Chromecast, la soluzione (e rivoluzione) targata Google arriva alla seconda generazione. A poco più di due anni di distanza dal primo modello (annunciato sul mercato americano a luglio 2013, ma arrivato nel nostro paese solo nel marzo 2014) Google raddoppia, presentando una seconda generazione profondamente rivisitata e un secondo dispositivo completamente nuovo.

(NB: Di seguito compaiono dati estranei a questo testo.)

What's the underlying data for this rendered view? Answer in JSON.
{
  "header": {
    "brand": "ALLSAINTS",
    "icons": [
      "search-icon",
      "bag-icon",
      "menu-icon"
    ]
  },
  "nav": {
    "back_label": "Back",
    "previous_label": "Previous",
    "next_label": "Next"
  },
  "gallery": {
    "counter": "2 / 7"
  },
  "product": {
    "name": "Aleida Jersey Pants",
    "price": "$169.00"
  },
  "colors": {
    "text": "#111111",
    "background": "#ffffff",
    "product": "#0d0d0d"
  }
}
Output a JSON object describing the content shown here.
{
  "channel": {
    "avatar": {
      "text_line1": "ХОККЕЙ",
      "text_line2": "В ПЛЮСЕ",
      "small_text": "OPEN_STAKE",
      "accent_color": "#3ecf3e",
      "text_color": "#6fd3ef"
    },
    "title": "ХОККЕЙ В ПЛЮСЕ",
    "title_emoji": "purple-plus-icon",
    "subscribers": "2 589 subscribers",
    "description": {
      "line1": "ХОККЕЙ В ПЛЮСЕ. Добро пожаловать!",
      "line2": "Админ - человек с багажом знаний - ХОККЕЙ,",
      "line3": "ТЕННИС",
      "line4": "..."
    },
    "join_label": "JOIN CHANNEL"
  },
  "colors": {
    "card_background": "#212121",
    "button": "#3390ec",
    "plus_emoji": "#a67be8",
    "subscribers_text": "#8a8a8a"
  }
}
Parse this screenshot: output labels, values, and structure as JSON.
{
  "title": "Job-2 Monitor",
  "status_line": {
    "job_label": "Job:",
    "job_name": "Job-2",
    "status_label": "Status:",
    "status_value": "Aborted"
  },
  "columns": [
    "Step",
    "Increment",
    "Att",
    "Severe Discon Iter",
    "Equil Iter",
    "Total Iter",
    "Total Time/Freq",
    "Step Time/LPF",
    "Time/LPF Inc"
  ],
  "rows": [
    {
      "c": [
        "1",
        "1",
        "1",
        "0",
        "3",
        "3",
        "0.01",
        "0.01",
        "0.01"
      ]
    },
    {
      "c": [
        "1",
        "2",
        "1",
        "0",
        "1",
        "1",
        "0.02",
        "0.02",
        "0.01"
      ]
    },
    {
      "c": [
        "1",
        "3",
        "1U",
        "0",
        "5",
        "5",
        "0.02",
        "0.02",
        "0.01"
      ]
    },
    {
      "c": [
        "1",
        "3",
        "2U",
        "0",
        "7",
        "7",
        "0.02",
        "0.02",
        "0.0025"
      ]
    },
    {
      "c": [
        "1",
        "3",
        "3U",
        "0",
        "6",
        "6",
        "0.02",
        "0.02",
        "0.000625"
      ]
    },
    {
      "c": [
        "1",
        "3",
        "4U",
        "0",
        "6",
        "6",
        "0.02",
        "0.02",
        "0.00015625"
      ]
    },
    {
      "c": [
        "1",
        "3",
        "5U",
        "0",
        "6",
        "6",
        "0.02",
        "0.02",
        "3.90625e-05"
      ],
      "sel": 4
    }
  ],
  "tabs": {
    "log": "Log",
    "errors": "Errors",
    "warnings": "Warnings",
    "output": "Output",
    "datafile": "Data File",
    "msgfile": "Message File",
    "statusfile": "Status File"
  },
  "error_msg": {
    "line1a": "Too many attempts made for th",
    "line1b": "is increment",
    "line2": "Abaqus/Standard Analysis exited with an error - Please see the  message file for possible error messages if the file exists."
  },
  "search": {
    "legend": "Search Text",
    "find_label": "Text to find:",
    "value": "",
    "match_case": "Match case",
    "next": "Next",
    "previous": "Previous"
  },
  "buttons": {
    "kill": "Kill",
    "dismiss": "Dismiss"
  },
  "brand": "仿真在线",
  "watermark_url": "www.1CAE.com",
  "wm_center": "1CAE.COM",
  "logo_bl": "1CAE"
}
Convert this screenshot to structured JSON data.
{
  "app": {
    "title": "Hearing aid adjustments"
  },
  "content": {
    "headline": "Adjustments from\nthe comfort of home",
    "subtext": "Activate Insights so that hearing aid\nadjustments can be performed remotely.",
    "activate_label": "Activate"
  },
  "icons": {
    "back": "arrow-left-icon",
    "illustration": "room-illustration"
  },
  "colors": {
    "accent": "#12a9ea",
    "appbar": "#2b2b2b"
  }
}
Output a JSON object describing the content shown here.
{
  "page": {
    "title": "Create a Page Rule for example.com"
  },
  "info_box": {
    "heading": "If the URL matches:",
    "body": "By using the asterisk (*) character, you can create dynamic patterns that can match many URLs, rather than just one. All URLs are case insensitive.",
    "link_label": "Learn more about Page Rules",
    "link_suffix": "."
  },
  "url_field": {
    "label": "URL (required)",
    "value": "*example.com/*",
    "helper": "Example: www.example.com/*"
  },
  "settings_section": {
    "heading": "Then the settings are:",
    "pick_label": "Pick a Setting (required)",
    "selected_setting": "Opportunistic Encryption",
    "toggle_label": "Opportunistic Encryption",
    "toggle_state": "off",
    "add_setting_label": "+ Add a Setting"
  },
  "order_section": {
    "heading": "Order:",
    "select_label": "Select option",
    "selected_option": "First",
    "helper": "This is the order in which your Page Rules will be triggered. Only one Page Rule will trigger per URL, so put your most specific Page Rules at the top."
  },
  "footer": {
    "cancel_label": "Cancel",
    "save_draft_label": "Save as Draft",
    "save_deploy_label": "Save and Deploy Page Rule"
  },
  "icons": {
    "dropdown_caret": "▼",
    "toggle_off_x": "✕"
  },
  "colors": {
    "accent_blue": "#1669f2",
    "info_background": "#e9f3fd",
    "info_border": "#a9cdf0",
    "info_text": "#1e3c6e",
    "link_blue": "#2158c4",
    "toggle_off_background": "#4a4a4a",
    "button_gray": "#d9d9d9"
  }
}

Se il primo modello era progettato per portare in streaming sul televisore una serie di contenuti normalmente fruiti tramite smartphone o tablet, proponendo a un costo abbordabile a tutti la possibilità  di trasformare il proprio televisore in una vera e propria Smart Tv, la seconda generazione Chromecast si pone obiettivi ancora più ambiziosi. Due i modelli proposti, caratterizzati da un fattore di forma inusuale e di sicuro impatto e da funzionalità  molto diverse: Chromecast e Chromecast Audio.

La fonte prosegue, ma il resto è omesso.